Son saint corps fut enseveli auprès du temple, au lieu même de son martyre; depuis, ses ossements ont été apportés, pour la plus grande partie, à Rome, avec ceux de saint Philippe, et, de là, les principaux ont été transférés à Toulouse, par le zèle de l'empereur saint Charlemagne, et déposés en l'église Saint-Savin. Il y a d'autres églises qui prétendent en posséder des parties considérables : comme celle de Saint-Zolie, à Compostelle, un morceau du chef; celle des Jésuites, à Anvers, un autre morceau; celle de Saint-Étienne, à Forlì, une mâchoire; la cathédrale de Langres, un bras, que l'on dit y être depuis sept cents ans; Saint-Corneille, de Compiègne, une grande partie de son crâne, où s'est conservée la trace du coup de levier qui fut déchargé sur la tête du Saint; l'église de Saint-Jacques-du-Haut-Pas, à Paris, dédiée sous les noms de Saint-Jacques et de Saint-Philippe, quelques ossements, qui disparaissent pendant la Révolution française. La chaire épiscopale de saint Jacques se voyait encore à Jérusalem au IVe siècle.

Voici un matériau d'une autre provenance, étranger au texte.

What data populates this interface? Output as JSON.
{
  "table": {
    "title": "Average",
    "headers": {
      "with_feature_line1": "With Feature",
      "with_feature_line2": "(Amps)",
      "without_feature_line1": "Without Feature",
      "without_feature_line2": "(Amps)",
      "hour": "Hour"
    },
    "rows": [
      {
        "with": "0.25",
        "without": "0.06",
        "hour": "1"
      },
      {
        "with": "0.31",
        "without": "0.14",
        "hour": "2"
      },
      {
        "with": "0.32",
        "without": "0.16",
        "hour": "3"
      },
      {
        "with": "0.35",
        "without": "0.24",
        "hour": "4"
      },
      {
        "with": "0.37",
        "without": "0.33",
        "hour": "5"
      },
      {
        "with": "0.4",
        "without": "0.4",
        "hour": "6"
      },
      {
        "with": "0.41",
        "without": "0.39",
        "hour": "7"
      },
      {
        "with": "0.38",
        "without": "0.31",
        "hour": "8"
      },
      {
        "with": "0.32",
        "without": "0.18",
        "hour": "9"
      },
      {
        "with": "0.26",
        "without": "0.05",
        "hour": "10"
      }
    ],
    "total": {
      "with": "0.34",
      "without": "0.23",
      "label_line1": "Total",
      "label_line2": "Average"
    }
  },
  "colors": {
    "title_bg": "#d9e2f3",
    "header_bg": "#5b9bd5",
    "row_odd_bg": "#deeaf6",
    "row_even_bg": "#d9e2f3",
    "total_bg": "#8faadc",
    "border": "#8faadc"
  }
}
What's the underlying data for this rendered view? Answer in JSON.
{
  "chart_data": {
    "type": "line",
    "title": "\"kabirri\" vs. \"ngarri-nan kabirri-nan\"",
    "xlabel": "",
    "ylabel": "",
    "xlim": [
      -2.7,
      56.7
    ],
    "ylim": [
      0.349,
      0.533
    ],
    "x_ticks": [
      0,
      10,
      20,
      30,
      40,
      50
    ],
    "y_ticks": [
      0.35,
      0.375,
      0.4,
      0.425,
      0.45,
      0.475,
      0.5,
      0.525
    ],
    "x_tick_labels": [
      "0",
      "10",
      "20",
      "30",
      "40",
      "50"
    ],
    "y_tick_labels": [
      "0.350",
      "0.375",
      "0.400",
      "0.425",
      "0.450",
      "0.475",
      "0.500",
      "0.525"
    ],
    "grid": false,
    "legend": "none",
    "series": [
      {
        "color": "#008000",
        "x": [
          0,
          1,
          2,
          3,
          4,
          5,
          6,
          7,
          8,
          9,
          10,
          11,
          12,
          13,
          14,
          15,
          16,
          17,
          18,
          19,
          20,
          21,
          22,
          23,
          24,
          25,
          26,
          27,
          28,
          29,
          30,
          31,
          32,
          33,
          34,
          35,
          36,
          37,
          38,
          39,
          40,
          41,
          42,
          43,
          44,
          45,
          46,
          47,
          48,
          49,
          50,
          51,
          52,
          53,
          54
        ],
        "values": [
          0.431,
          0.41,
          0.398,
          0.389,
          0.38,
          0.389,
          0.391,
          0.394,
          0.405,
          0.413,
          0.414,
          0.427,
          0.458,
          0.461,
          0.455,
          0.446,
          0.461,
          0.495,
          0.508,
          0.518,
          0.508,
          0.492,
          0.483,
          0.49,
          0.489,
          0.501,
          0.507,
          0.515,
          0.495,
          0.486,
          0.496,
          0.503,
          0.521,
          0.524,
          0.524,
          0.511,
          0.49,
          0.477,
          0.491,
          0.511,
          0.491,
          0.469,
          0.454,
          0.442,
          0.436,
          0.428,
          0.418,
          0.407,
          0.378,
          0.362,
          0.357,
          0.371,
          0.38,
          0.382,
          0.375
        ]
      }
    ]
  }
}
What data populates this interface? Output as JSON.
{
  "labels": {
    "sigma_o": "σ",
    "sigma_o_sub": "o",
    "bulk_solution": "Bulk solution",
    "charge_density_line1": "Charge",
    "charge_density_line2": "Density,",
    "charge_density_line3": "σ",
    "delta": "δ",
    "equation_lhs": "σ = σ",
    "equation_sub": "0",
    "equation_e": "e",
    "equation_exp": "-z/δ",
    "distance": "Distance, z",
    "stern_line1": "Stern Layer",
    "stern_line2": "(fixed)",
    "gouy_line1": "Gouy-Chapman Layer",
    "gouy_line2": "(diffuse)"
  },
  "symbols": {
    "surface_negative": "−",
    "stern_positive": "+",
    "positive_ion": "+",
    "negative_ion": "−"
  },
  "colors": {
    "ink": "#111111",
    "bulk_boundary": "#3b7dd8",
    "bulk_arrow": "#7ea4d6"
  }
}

Mais la plus avantageuse relique, qui nous reste de lui, est, sans doute, l'excellente épître qu'il a écrite, et qui est la première des sept canoniques; il y donne des leçons admirables à tous les fidèles; il leur apprend surtout à recevoir les afflictions avec joie, et à considérer la croix comme le plus puissant instrument de leur salut; à prier avec foi et avec persévérance; à mépriser les richesses et la gloire du monde, comme des choses qui passent en un moment; à se délier de leur convoitise, qui est la source de toutes leurs tentations; à ne se pas contenter d'entendre la parole de Dieu, mais à la mettre fidèlement en pratique en joignant les œuvres avec la foi; à réprimer leur langue, dont la trop grande liberté produit une infinité de maux; et à ne point faire exception des personnes, mais à estimer les pauvres autant que les riches. Il y prescrit aussi la forme d'administrer le sacrement de l'Extrême-Onction, ce que, sans son épître, nous n'aurions su que par la tradition non écrite. Dans la rédaction du symbole, on lui attribue l'article : « Je crois au Saint-Esprit ». Son attribut constant est le battoir de foulon avec lequel il fut assommé, qu'il tient à la main.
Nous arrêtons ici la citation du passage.